Azure Data Lake Analytics
What is Azure Data Lake Analytics
Azure Data Lake Analytics (ADLA) is one of the main three components of Microsoft’s Azure Data Lake. It is an on-demand job service built on Apache Hadoop YARN, designed to simplify big data by eliminating the need to deploy, configure and maintain hardware environments to handle heavy analytics workloads. This not only allows data consumers to focus on what matters, but also allows them to do so in the most cost-effective way thanks to ADLA’s pay-per-use price model.
ADLA is designed to let users perform analytics on data up to petabytes in size. Users only pay for the processing power used, and have the ability to scale up or down the number of resources needed for their analytical jobs.
Work Across all Cloud Data
ADLA is a fundamental element in the Azure Data Lake stack, which means users can seamlessly process their data regardless of where it is stored in the Azure cloud:
- Azure SQL Data warehouse
- Azure SQL database
- Azure Data Lake Storage (ADLS)
- Azure Storage Blobs
- SQL in an Azure virtual machine (VM)
Easy and Powerful Data Processing with U-SQL
One of the fundamental pillars of ADLA is its powerful data processing language U-SQL.
U-SQL is a combination of C# data types and functions, and SQL statements such as SELECT, FROM and WHERE. U-SQL is based heavily on Microsoft’s internal analytics language SCOPE. U-SQL’s scalable distributed runtime enables users to efficiently analyze data stored across SQL servers in Azure, Azure SQL databases, Azure blob storage and Azure SQL data warehouses.
U-SQL enables users to process any type of data, from security vulnerability pattern logs to metadata from media for machine learning, and is designed to make the user comfortable from the get-go..
It allows users to schematize unstructured data for analysis, and share easily the data with other users. U-SQL also provides developers a way to integrate their code seamlessly, especially in situations where proprietary code might be difficult to express in different languages.
Last but not least, U-SQL offers a way to process big data from where it lives, eliminating the need to move data to central locations within the Azure ecosystem for further processing.
U-SQL Query Lifecycle
One of the most valuable features of U-SQL is that it allows users to query data where it resides without having to copy or move it to a centralized place. For external systems such as Azure SQL Server, Azure SQL data warehouse and SQL database, this can be achieved through the use of federated queries against the data sources. By simply using query pushdowns, the query is executed at the data source and then returned to the user.
Another benefit of U-SQL is the ability to write a query in a language that is similar to SQL, and then queries are executed by the number of compute nodes specified within the query. These units are referred to as Azure Data Lake Analytics Units (AUs), and if you’re familiar with YARN, you can view them as you would a YARN container.

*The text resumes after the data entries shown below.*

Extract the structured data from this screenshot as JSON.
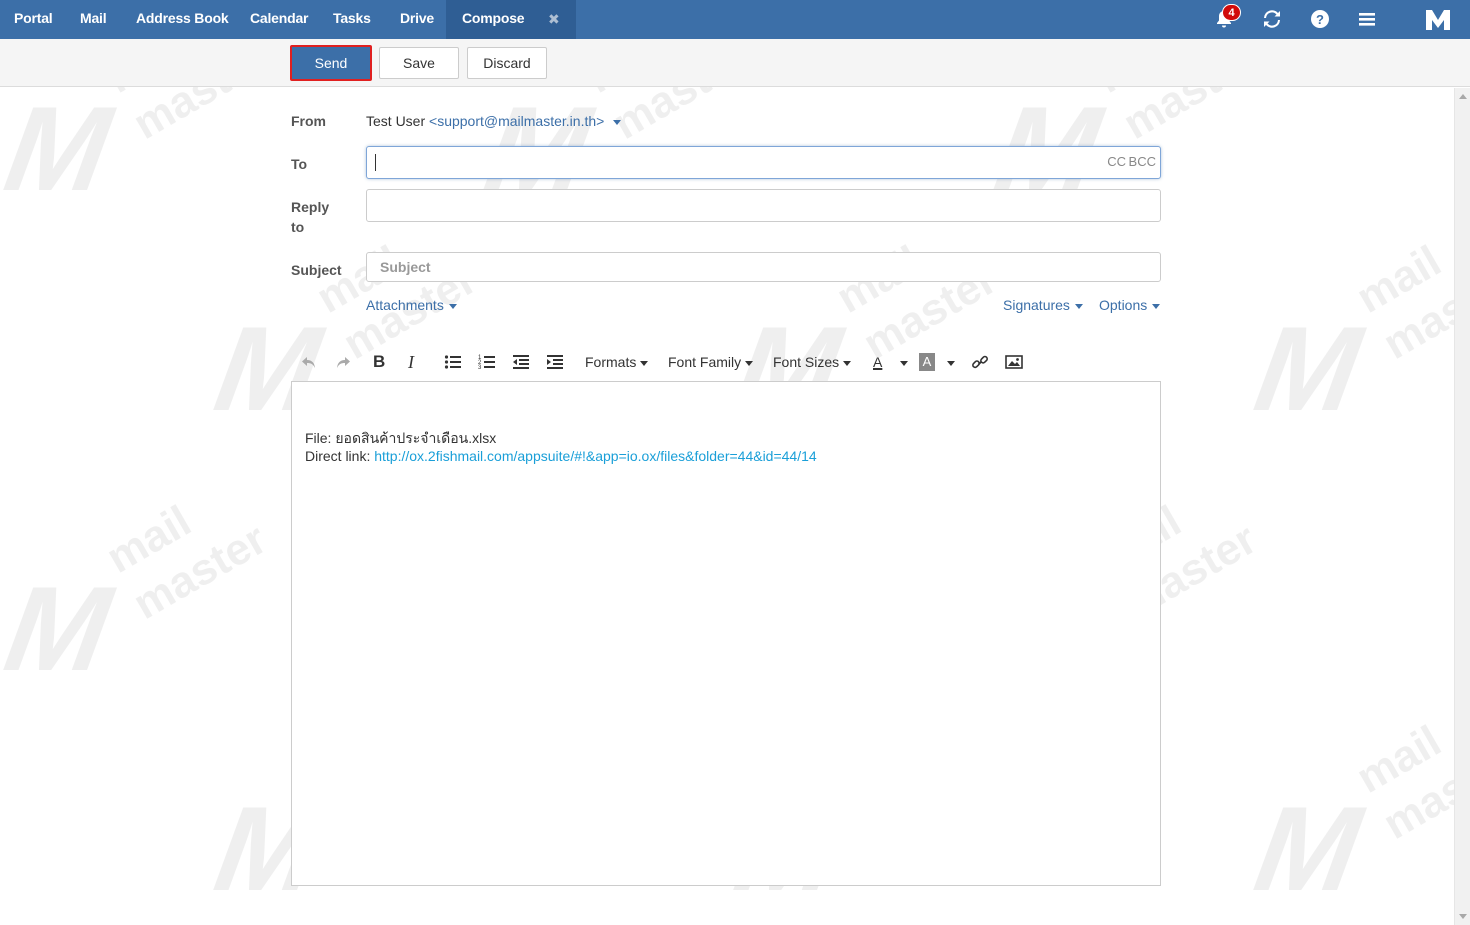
{
  "nav": {
    "tabs": [
      {
        "label": "Portal"
      },
      {
        "label": "Mail"
      },
      {
        "label": "Address Book"
      },
      {
        "label": "Calendar"
      },
      {
        "label": "Tasks"
      },
      {
        "label": "Drive"
      },
      {
        "label": "Compose",
        "active": true
      }
    ],
    "notifications_count": "4",
    "icons": [
      "bell-icon",
      "refresh-icon",
      "help-icon",
      "menu-icon",
      "logo-icon"
    ]
  },
  "toolbar": {
    "send_label": "Send",
    "save_label": "Save",
    "discard_label": "Discard"
  },
  "form": {
    "from_label": "From",
    "from_name": "Test User",
    "from_email": "<support@mailmaster.in.th>",
    "to_label": "To",
    "to_value": "",
    "cc_label": "CC",
    "bcc_label": "BCC",
    "reply_label_1": "Reply",
    "reply_label_2": "to",
    "reply_value": "",
    "subject_label": "Subject",
    "subject_placeholder": "Subject",
    "attachments_label": "Attachments",
    "signatures_label": "Signatures",
    "options_label": "Options"
  },
  "editor_toolbar": {
    "formats_label": "Formats",
    "font_family_label": "Font Family",
    "font_sizes_label": "Font Sizes",
    "font_color_glyph": "A",
    "bg_color_glyph": "A"
  },
  "editor": {
    "file_line": "File: ยอดสินค้าประจำเดือน.xlsx",
    "direct_link_prefix": "Direct link: ",
    "direct_link_url": "http://ox.2fishmail.com/appsuite/#!&app=io.ox/files&folder=44&id=44/14"
  },
  "watermark": {
    "text_1": "mail",
    "text_2": "master"
  },
  "colors": {
    "topbar": "#3c6fa8",
    "active_tab": "#2f5e94",
    "link": "#3c6fa8",
    "editor_link": "#1a9fd8",
    "send_border": "#e02020",
    "badge": "#d10b0b"
  }
}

The following illustrates what happens to a U-SQL query once it is written and the role AUs play in the process:
The process begins when the user authors a U-SQL script, and defines the following three parameters:
- 1. The U-SQL script
- 2. The input data that the script will use
- 3. The number of AUs
When the user submits the script, it goes through the “Preparing” phase, where the script gets compiled and translates the U-SQL script into C#, C++ or other metadata items.
Once the script is compiled, a “Plan” is created and optimized for execution.
Once compiled and optimized, the script progresses to the “Queued” stage. There are several factors that can cause a job to remain in this stage. The most common is the amount of resources allocated for the job, as well as exceeding the maximum number of jobs that you can run simultaneously in your Azure account. There is the option to set the priority sequence of queued jobs, however, this doesn’t ensure that the job will get executed right away unless there are enough resources to process the workload.
Once the job leaves the queue, it moves into the “Running” stage. In this stage, the “plan” is divided into tasks named “vertex,” where the job manager allocates the “vertices” needed to execute the job by the AUs, and uses YARN to orchestrate the allocation process.
When the vertex is finished, the AU gets another vertex assigned to it, therefore the job is completed one vertex at a time. Multiple vertices can be run at the same time, so multiple AUs are run at the same time so long as there are enough resources allocated to do so. Once processing is complete, all the AUs are released so the user can assign them to other jobs. At the end of this stage, the user can either consume the processed data locally or store it in ADLS.
Vertices and AUs
When a vertex runs a job, it uses the resources of 1 AU. When users select the number of AUs to be used to execute a script, this affects the number of vertices that will run at any given moment.
It is important to take into consideration the cost associated with the number of AUs selected. You might be inclined to think that more AUs will get the job done faster, however, this is not always the case.
To illustrate this point, imagine a job that is divided into many vertices because of its large size, and the user only assigns 1 AU. In this case, the job will only use one active vertex at a given point in time. Alternatively, if you have a job that is divided into 10 vertices and allocate the maximum 32 AUs, Azure will recognize the overallocation and send a warning. In this scenario, the job will use 10 vertices at any given moment, meaning the rest of the AUs won’t be used—but you still have to pay for them.
Anatomy of a U-SQL Job
This graph illustrates a completed U-SQL job, and contains the following elements:
- 1. Name of the Stage
- 2. Number of vertices used for this stage as well as the AVG time per vertex used to execute this stage.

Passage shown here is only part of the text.